Police from the anti-human-trafficking department swooped down on the headquarters of a Korean migrant protection agency in the capital yesterday, detaining nine women they suspected of being involved in human trafficking.
The presence of about 50 young women at the Association for People Protection in Tuol Kork district’s Boeung Kak II commune had police believing young women were being lured from the provinces against their will.
As of last night, however, no charges had been laid.
Investigations would continue, Keo Thea, director of the Phnom Penh municipal anti-human trafficking police said, but it was more likely that many of the women at the agency were willingly having their “faces checked” by two men in their 40s from South Korea – prospective husbands.
“[The women] are over 18 and are volunteering to be married,” he said. “However, our investigation has not yet finished. We’re questioning them all to see if they’re being swindled by brokers.”
The 49 would-be brides are aged between 18 and 25, Thea said, while both Korean men appeared to be in their mid-40s.
The nine detained women, who were still being questioned last night, are Cambodian and much older than the other women.
Factory worker Sopha Len, 25, a sister of one of the young women, said they had been invited to the agency yesterday.

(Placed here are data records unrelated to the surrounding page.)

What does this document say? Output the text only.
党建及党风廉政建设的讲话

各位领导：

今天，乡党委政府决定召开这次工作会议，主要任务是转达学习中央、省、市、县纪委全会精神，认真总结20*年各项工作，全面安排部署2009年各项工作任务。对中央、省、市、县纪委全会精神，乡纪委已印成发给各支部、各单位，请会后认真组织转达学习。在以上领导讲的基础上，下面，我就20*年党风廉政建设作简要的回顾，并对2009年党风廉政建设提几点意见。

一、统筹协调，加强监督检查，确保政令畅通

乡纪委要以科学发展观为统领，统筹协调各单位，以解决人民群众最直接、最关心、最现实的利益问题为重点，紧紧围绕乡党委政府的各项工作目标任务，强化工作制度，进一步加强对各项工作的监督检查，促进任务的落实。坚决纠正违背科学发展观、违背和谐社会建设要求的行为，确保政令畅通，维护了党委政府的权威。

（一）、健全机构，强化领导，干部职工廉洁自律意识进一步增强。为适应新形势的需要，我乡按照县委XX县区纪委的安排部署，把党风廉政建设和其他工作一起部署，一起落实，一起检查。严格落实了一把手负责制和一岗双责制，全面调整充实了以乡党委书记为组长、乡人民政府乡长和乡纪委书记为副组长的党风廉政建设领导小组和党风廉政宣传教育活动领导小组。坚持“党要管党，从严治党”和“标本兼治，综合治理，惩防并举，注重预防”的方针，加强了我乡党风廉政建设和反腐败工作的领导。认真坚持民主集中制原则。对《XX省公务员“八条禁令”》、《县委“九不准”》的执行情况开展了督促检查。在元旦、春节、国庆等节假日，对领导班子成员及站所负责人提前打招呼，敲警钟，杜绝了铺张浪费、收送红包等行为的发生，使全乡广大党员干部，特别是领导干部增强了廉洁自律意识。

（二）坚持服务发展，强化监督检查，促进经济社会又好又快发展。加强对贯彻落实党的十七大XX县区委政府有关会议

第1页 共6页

“We know this association through our friends and relatives who have married in Korea. Many of us want to live and work abroad by marrying Korean men," she said, adding that by living in South Korea they could make a lot of money. “My sister has applied. Today was her day to come here so a Korean groom can look at her face to see if she has passed or not.”
Another woman whose face was “being checked” said she had applied to be a bride in Korea a few months ago.
“I want to try to live abroad, because it could make me so much money to support my family,” she said.
Eric Meldrum, operations director for anti-human trafficking and exploitation group SISHA, said South Korea was very much a destination point for Cambodian women wanting to marry because of the quality of life there.
“But from what I understand, it can also ... involve physical abuse and sexual abuse,” he said.
The government temporarily banned marriages between Cambodian women and Korean men in March 2010 in an attempt to prevent human trafficking.
Ministry of Foreign Affairs spokesman Koy Kuong said yesterday the ban was no longer in place, provided the groom is under 50 and a request is made to the couple’s embassies, the Ministry of Foreign Affairs and the Ministry of Interior.
“With regards to this raid, I think maybe the police suspect there is something wrong with their procedures,” he said. "If they abide by the law, there will be no problem, but they may not have done this.”
Mathieu Pellerin, a consultant with rights group Licahdo, said that even if a woman volunteered to be married to a stranger, it could be considered human trafficking if they were deceived about the conditions they were marrying into.
“If there is evidence to prove it, arranging marriages can constitute a form of trafficking,” he said. “But you have to have evidence of trafficking intent.”
APP could not be reached for comment.